Que veulent donc ceux qui demandent un cessez-le- feu ? Que l’autre camp gagne ? Daesh au pouvoir à Damas ? Aucune puissance ne le souhaite vraiment et les massacres seraient alors immenses.

Si l’on ne veut la victoire ni du pouvoir ni des rebelles, la seule option est la poursuite de la guerre. Les bonnes âmes qui demandent aujourd’hui un cessez- le feu à Alep demandent en fait la poursuite de la guerre et la poursuite des souffrances du peuple syrien.

La propagande occidentale

Certains prônent le dialogue. Que Hollande et Cazeneuve montrent donc l’exemple en dialoguant avec les terroristes du Bataclan ! Ce sont les mêmes qui combattent aujourd’hui à Alep-Ouest. Aucune guerre civile ne s’est jamais terminée autrement que par la victoire d’un camp sur un autre. Et cette victoire vaut toujours mieux que la poursuite de la guerre. Dans le cas d’espèce, l’un des camps est sur le point de gagner, laissons-le aller jusqu’au bout. Quelle aurait été la valeur morale d’un appel au cessez-le feu début 1945, pour soi-disant épargner Berlin — et donc Hitler ? Les islamistes valent-ils mieux ?

La propagande a toujours joué un rôle considérable dans la guerre : la presse collaborationniste ne donnait pas en 1940 une meilleure image de Churchill que la nôtre d’Assad. Ce qui est nouveau, c’est la puissance effrayante de la machine de propagande occidentale, fondée sur une presse conforme.

Le manichéisme qu’elle diffuse est inséparable d’une idéologie qui, comme toutes les idéologies, conduit au mensonge. Mensonge que de prétendre qu’il y a entre Assad et Daesh des islamistes modérés : tous veulent établir la charia et éliminer les minorités : les chrétiens le savent. Mensonge que d’accuser le régime de certains crimes (pas de tous, hélas, car cette guerre est sale), commis en réalité par ses ennemis telle l’attaque chimique de la Ghouta (21 août 2013) [1]. L’ambassadeur syrien à l’ONU a accusé les Français d’avoir aidé Al Nosra (dont le même Fabius disait qu’ils faisaient du « bon boulot ») à monter cette provocation qui nous a mis au bord de la guerre mondiale. On aimerait être sûr que ce n’est pas vrai, tant la politique de la France en Syrie au cours de ces dernières années a pris une tournure démoniaque.

Logique de guerre

De la même eau, malgré les apparences, est le projet de résolution déposé par la France (et l’Espagne habituellement mieux inspirée) au Conseil de sécurité demandant un cessez-le-feu immédiat à Alep. Ce n’était pas un acte de paix mais en réalité un acte de guerre, visant, si elle était passée, à prolonger la guerre et en tous les cas isoler la Russie et la Chine qui ont dû mettre leur veto à un moment où la tension internationale est à son comble.

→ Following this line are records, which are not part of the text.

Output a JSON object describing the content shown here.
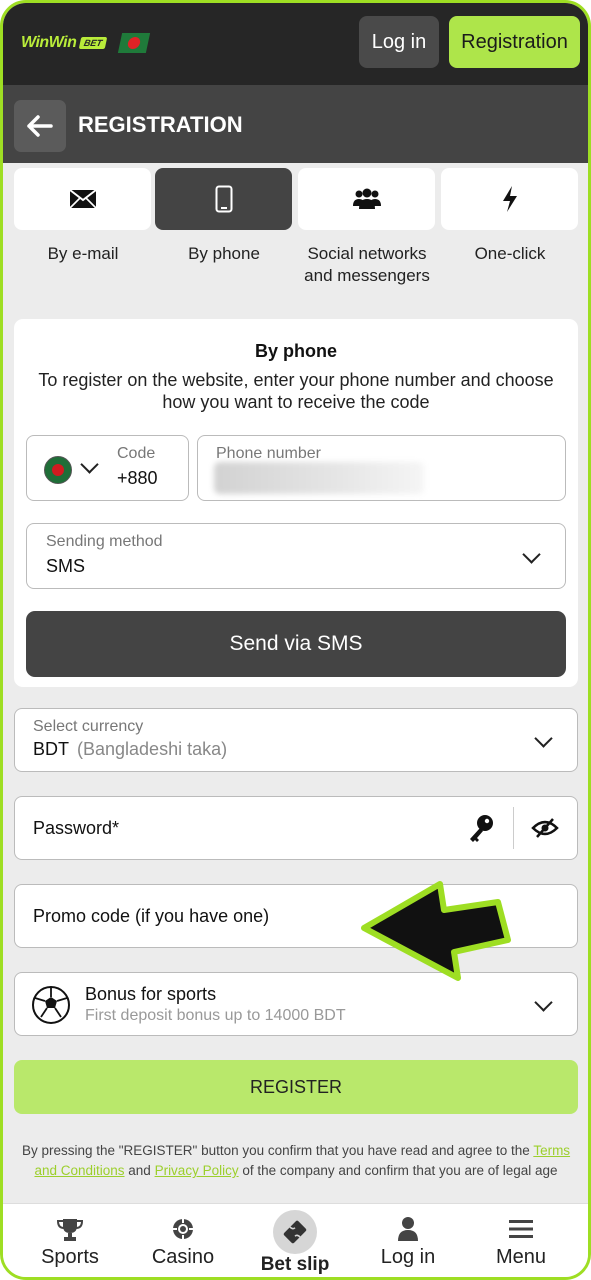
{
  "header": {
    "logo_text": "WinWin",
    "logo_badge": "BET",
    "login_label": "Log in",
    "registration_label": "Registration"
  },
  "title_bar": {
    "back_icon": "arrow-left-icon",
    "title": "REGISTRATION"
  },
  "methods": [
    {
      "label": "By e-mail",
      "icon": "envelope-icon",
      "active": false
    },
    {
      "label": "By phone",
      "icon": "smartphone-icon",
      "active": true
    },
    {
      "label_line1": "Social networks",
      "label_line2": "and messengers",
      "icon": "people-icon",
      "active": false
    },
    {
      "label": "One-click",
      "icon": "lightning-icon",
      "active": false
    }
  ],
  "phone_card": {
    "title": "By phone",
    "description": "To register on the website, enter your phone number and choose how you want to receive the code",
    "code_label": "Code",
    "code_value": "+880",
    "phone_label": "Phone number",
    "sending_label": "Sending method",
    "sending_value": "SMS",
    "send_button": "Send via SMS"
  },
  "currency": {
    "label": "Select currency",
    "code": "BDT",
    "name": "(Bangladeshi taka)"
  },
  "password": {
    "placeholder": "Password*"
  },
  "promo": {
    "placeholder": "Promo code (if you have one)"
  },
  "bonus": {
    "title": "Bonus for sports",
    "subtitle": "First deposit bonus up to 14000 BDT"
  },
  "register_button": "REGISTER",
  "legal": {
    "part1": "By pressing the \"REGISTER\" button you confirm that you have read and agree to the ",
    "terms_link": "Terms and Conditions",
    "part2": " and ",
    "privacy_link": "Privacy Policy",
    "part3": " of the company and confirm that you are of legal age"
  },
  "bottom_nav": {
    "sports": "Sports",
    "casino": "Casino",
    "betslip": "Bet slip",
    "login": "Log in",
    "menu": "Menu"
  },
  "colors": {
    "accent": "#aee54a",
    "dark": "#262626",
    "frame": "#9ede23"
  }
}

C’est la rage au cœur que la puissance dominante voit en effet aujourd’hui ses alliés islamistes, malgré les armes sophistiquées qu’ils leur ont livrées, perdre la guerre de Syrie : le chef d’état-major des forces armées américaines, Mark Milley, vient de déclarer qu’un « conflit extrêmement meurtrier » avec la Russie est « quasiment certain ». Ashton Carter, le secrétaire à la Défense d’Obama, prix Nobel de la paix, a indiqué que les USA se réservaient le droit d’effectuer une « première frappe nucléaire ».

Si, comme il l’envisage, Hollande refuse de recevoir Poutine lors de sa venue prochaine, il nous ferait entrer dans une logique de guerre mondiale.

 

 

[1] Deux rapports décisifs l’ont établi, l’un du MIT, l’autre du Comité contre les armes chimiques de l’ONU (ce dernier soustrait au public). Cf. Conscientia, 18/01/2016 « Le camp du bien a menti ».